What is NASA doing with project Tango? Well currently there is a very vague article available here. However the plan is to apply Tango to the SPHERES project to perform visual navigation. Lately, I’ve been overwhelmed with trying to meet the schedule of 0-g testing and all the hoops there are with getting hardware and software onboard the ISS. This has left very little time to write, let alone sleep. In a few weeks NASA export control will have gone over our collected data and I’ll be able to share here.
In the short term, project Tango represent an amazing opportunity to perform local mapping. The current hardware has little application to the large-scale satellite mapping that I usually discuss. However I think the ideas present in project Tango will have application in low-cost UAV mapping. Something David Shean of U of W has been pursuing. In the more immediate term I think the Tango hardware would have application to scientists wanting to perform local surveys of a glacial wall, cave, or anything you can walk all over. It’s ability to export its observations as a 3D model makes it perfect for sharing with others and perform long-term temporal studies. Yes the 3D sensor won’t work outside, however stereo observations and post processing with things like Photoscan are still possible with the daylight imagery. Tango will then be reduced to providing an amazing 6-DOF measurement of where each picture was taken. If this sounds interesting to you, I encourage you to apply for a prototype device! I’d be interested in helping you tackle a scientific objective with project Tango.
This picture is of Mark and I dealing with our preflight jitters of being onboard the “Vomit Comet” while 0-g testing the space-rated version of Project Tango. This shares my current state of mind. Also, there aren’t enough pictures of my ugly mug on this blog. I’m the guy on the right.
I do other things beside develop Ames Stereo Pipeline. I actually have to this month because my projects’ budgets are being used to pay for other developers. This is a good thing because it gets dug in developers like me out of the way for a while so that new ideas can come in. One of the projects I occasionally get to help out on is HET Spheres.
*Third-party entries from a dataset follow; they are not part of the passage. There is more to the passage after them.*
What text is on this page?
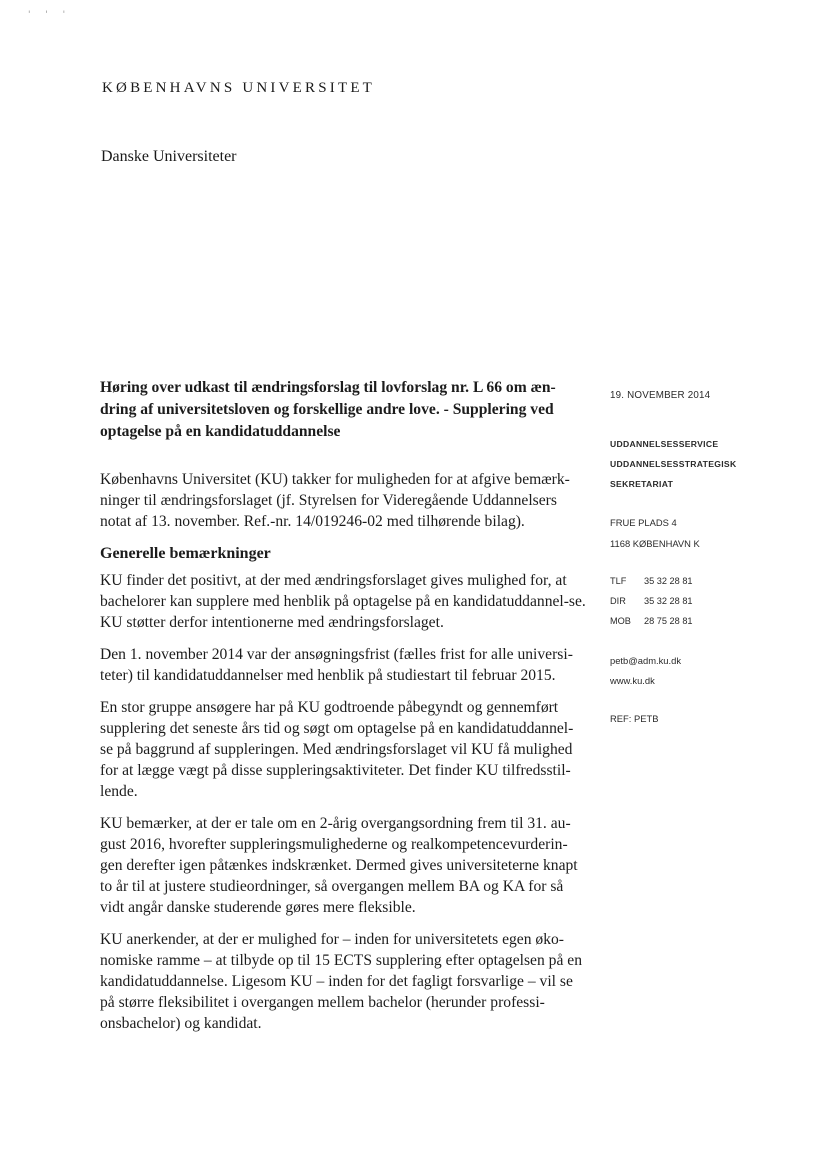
' ' '
KØBENHAVNS UNIVERSITET
Danske Universiteter

Høring over udkast til ændringsforslag til lovforslag nr. L 66 om æn-dring af universitetsloven og forskellige andre love. - Supplering ved optagelse på en kandidatuddannelse

Københavns Universitet (KU) takker for muligheden for at afgive bemærk-ninger til ændringsforslaget (jf. Styrelsen for Videregående Uddannelsers notat af 13. november. Ref.-nr. 14/019246-02 med tilhørende bilag).

Generelle bemærkninger

KU finder det positivt, at der med ændringsforslaget gives mulighed for, at bachelorer kan supplere med henblik på optagelse på en kandidatuddannel-se. KU støtter derfor intentionerne med ændringsforslaget.

Den 1. november 2014 var der ansøgningsfrist (fælles frist for alle universi-teter) til kandidatuddannelser med henblik på studiestart til februar 2015.

En stor gruppe ansøgere har på KU godtroende påbegyndt og gennemført supplering det seneste års tid og søgt om optagelse på en kandidatuddannel-se på baggrund af suppleringen. Med ændringsforslaget vil KU få mulighed for at lægge vægt på disse suppleringsaktiviteter. Det finder KU tilfredsstil-lende.

KU bemærker, at der er tale om en 2-årig overgangsordning frem til 31. au-gust 2016, hvorefter suppleringsmulighederne og realkompetencevurderin-gen derefter igen påtænkes indskrænket. Dermed gives universiteterne knapt to år til at justere studieordninger, så overgangen mellem BA og KA for så vidt angår danske studerende gøres mere fleksible.

KU anerkender, at der er mulighed for – inden for universitetets egen øko-nomiske ramme – at tilbyde op til 15 ECTS supplering efter optagelsen på en kandidatuddannelse. Ligesom KU – inden for det fagligt forsvarlige – vil se på større fleksibilitet i overgangen mellem bachelor (herunder professi-onsbachelor) og kandidat.

19. NOVEMBER 2014
UDDANNELSESSERVICE
UDDANNELSESSTRATEGISK
SEKRETARIAT
FRUE PLADS 4
1168 KØBENHAVN K
TLF 35 32 28 81
DIR 35 32 28 81
MOB 28 75 28 81
petb@adm.ku.dk
www.ku.dk
REF: PETB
This is a picture of that robot. The orange thingy is the SPHERE robot designed by MIT. The blue puck is an air carriage so we can do frictionless testing in 1G. There have been 3 SPHERES robots onboard the ISS for quite some time now and they’ve been hugely successful. However we wanted to have an upgrade of the processing power available on the SPHERES. We also wanted better wireless networking, cameras, additional sensors, and a display to interact with the Astronauts. While our manager, lord, and savior Mark listed off all these requirements, we attentively played angry birds. That’s when it suddenly became clear that all we ever wanted was already available in our palms. We’ll use cellphones! So, though crude, we glued a cellphone to the SPHERE and called it a day.
Actually a lot more work happened then that and you can hear about that in Mark’s Google Tech Talk. I also wasn’t involved in any of that work. I tend to do other stuff that is SPHERES development related. But I spent all last week essentially auditing the console side code and the internal SPHERE GSP code. I remembered why I don’t like Java and Eclipse. (I have to type slower so Eclipse will autocomplete. :/) This all collimated into the following video of a test of having the SPHERE fly around a stuffed robot. We ran out of CO2 and our PD gains for orientation control are still out-of-whack, but it worked!
Congrats to Cosmogia and the PhoneSat team for hitching a ride on the first Antares flight into space!